New York Fashion Week: Thom Browne & Slow and Steady Wins the Race
New York Fashion Week: Thom Browne & Slow and Steady Wins the Race
Suleman Anaya
The day after Roger Federer won the U.S. Open, it seemed tennis had been on the mind of Thom Browne all along. For his spring collection, a grassy mini-court was planted in the Exit Art space on Tenth Avenue, and the Grand Slam theme was everywhere, from the racquet prints seen throughout to the overgrown ball-boy looks that opened the show. About that show: It's hard to wrap one's head around a Browne collection. Is it entertaining? Endlessly. You chuckle, gasp and oooh. Is it the future of menswear? That's trickier and a little disturbing to answer. While it's hard to imagine anyone other than a handful of fashion-obsessed gay men showing up to work in any of Thom's getups, it's refreshing to see a designer live out his outlandish fantasies when nearly everyone else plays it safe. And that subversive undercurrent we have come to appreciate from the designer prevailed again this season, in touches like white-painted toenails and trousers worn hip-hop style with perky boxer-clad bums. The pièce de résistance? Well, there were a couple. A peplumed silver suit with a tutu-esque petticoat made from oodles of tulle certainly qualifies, a kind of descendant of Nicolas Ghesquière's fall '06 collection for Balenciaga. And of course the finale wedding dress that by now everyone's heard about. Bizarrely, this finale was set to Richard Strauss' bombastic Zarathustra, which then faded into the title song from the Sound of Music. Okay, so the hills are alive, but why is it that you always leave a Thom Browne show feeling horny and confused?
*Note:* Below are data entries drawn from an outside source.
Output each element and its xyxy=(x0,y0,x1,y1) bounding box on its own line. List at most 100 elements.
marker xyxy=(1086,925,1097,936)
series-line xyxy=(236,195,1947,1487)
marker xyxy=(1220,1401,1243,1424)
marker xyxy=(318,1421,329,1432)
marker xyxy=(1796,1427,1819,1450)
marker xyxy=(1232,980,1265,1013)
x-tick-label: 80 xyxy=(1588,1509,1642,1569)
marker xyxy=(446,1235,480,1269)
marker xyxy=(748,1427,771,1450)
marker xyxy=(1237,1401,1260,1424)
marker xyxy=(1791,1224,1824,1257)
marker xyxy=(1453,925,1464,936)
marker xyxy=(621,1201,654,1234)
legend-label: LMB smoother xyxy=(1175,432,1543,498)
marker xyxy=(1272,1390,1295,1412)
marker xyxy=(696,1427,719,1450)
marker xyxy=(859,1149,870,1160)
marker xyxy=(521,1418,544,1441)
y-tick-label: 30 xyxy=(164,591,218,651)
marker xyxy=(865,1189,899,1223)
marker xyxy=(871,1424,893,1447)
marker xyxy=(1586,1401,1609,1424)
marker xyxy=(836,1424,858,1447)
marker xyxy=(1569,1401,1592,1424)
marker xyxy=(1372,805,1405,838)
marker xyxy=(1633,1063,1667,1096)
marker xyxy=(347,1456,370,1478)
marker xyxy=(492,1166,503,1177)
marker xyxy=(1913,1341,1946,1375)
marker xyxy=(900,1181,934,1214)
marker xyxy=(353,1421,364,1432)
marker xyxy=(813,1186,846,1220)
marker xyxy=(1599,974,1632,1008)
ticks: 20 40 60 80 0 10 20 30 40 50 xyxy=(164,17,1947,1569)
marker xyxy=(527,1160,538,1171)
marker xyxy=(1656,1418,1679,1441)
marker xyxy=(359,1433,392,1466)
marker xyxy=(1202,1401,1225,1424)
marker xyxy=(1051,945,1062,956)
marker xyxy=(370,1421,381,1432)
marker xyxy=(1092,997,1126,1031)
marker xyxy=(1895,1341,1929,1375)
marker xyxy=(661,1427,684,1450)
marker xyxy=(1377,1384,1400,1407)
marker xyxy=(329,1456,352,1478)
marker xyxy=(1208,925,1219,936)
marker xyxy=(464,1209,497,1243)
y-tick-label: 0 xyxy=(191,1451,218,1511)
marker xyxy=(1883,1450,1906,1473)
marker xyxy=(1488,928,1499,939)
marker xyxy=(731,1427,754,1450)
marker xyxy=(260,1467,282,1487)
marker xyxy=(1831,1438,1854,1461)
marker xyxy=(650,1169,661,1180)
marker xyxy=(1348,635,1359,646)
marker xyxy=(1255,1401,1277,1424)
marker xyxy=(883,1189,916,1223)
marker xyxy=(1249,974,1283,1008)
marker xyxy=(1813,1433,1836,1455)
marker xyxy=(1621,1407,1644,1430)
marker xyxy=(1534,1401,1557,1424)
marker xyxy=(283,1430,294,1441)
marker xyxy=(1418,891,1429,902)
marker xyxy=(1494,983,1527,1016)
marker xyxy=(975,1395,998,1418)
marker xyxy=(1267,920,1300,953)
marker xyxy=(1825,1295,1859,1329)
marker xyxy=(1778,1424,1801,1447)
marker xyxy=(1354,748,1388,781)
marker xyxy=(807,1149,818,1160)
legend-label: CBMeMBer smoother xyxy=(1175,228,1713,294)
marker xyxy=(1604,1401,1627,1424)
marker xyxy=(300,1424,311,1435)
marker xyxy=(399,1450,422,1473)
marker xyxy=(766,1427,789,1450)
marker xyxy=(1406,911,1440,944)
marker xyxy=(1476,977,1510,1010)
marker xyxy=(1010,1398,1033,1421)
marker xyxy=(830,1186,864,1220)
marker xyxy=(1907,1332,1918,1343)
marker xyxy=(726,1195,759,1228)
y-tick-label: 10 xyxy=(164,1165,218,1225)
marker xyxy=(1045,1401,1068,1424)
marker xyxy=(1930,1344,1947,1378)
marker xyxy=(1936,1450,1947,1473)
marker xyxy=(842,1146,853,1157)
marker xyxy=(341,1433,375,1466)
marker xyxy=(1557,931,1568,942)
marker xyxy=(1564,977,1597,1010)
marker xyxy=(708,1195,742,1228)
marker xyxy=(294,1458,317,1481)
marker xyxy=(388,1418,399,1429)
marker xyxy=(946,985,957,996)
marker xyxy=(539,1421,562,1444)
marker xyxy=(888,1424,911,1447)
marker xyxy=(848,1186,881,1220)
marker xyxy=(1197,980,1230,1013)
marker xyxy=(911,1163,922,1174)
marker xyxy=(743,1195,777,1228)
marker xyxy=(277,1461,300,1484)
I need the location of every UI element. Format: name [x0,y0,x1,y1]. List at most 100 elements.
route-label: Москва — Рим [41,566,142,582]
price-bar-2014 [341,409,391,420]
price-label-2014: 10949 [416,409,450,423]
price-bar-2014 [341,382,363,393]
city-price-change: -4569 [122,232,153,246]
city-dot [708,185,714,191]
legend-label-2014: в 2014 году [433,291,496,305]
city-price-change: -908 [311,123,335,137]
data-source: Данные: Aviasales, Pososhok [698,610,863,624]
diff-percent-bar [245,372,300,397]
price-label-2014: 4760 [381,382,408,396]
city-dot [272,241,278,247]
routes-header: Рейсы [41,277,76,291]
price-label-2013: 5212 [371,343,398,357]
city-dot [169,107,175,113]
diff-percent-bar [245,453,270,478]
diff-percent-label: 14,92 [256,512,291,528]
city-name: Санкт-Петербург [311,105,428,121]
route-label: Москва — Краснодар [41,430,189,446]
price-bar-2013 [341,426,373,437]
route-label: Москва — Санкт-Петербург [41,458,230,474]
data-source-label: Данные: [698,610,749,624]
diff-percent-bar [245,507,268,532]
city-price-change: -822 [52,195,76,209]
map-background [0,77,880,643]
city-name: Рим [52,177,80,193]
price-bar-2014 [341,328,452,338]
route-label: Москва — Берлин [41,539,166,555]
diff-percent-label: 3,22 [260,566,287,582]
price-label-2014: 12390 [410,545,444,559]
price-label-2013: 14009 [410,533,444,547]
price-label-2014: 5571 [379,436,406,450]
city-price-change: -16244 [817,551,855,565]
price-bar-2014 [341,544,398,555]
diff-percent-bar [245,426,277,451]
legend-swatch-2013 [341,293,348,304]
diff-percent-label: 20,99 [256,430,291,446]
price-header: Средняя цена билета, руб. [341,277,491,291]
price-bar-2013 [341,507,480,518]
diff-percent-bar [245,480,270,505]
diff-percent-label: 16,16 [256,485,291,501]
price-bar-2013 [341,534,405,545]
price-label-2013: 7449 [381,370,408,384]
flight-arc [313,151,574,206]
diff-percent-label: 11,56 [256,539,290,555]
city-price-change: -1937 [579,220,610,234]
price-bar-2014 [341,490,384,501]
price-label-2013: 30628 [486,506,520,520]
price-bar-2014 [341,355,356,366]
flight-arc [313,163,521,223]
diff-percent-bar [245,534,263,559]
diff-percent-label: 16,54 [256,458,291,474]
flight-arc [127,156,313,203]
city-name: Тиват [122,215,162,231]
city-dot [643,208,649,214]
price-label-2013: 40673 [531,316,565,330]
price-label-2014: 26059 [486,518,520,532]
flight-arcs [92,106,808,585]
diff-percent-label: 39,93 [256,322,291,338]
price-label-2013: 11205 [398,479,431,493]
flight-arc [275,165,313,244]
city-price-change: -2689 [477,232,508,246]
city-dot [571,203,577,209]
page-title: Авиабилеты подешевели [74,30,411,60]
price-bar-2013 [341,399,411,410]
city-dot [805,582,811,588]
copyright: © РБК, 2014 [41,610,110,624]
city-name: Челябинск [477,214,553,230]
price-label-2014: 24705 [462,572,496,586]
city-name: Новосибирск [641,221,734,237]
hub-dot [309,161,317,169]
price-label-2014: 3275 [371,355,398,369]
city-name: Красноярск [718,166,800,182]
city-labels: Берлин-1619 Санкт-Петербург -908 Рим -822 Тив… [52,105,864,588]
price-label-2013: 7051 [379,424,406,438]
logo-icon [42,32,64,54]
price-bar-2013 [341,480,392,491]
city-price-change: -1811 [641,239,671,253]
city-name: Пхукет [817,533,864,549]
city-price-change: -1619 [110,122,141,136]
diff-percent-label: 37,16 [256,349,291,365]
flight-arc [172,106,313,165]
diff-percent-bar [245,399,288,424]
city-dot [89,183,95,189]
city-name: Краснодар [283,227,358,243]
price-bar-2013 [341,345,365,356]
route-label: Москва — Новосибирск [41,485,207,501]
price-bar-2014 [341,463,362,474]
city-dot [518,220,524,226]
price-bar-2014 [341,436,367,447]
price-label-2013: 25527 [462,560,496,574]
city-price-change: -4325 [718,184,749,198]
On the other end of the spectrum, stimulating minds rather than loins, was yesterday's Slow and Steady Wins the Race presentation at Saatchi & Saatchi gallery. In a week where, for half of the shows, you might as well have checked your brains at the door, you can count on S&SWTR founder and designer Mary Ping to deliver something cerebral. This time, she collaborated with young local architecture firm Bureau V to create an installation called Perfume Counter / Department Store / Wedding Dress. The result, sort of a stripped down proto-Barneys, is worth the trek to Hudson Street near Houston—the opening reception was a high-point way to end my fashion week. The installation's booths showcase a summary of the label's seven years with highlights from all the collections to date, including sunglasses, tuxedo jackets, shoes and even housewares, all priced—as always with Slow & Steady—at a symbolic $100. I fell in love with the perfume counter, filled with 100 exquisite and rare vintage perfume bottles that Mary has collected, some of them found on eBay. I got a personal tour of the "store" from the designer, cute as ever in a cream Margiela blazer that made my mouth water (the two share a penchant for de- and re-constructing garments). She told me about the exhaustive research that went into the creation of a wedding dress on display, also—unbelievably—priced at $100 and stunning in its simplicity. She also lamented the New York Public Library's limited holdings when it comes to the anthropological history of bridalwear (Martha Stewart-type tomes, on the other hand, are plentiful) and how, in medieval times, brides wore blue because it was the color of purity. Who knew? I left the gallery enlightened, and it was hard not to think that Thom's man-bride had been a mere tease compared to Mary's intellectual hand-job.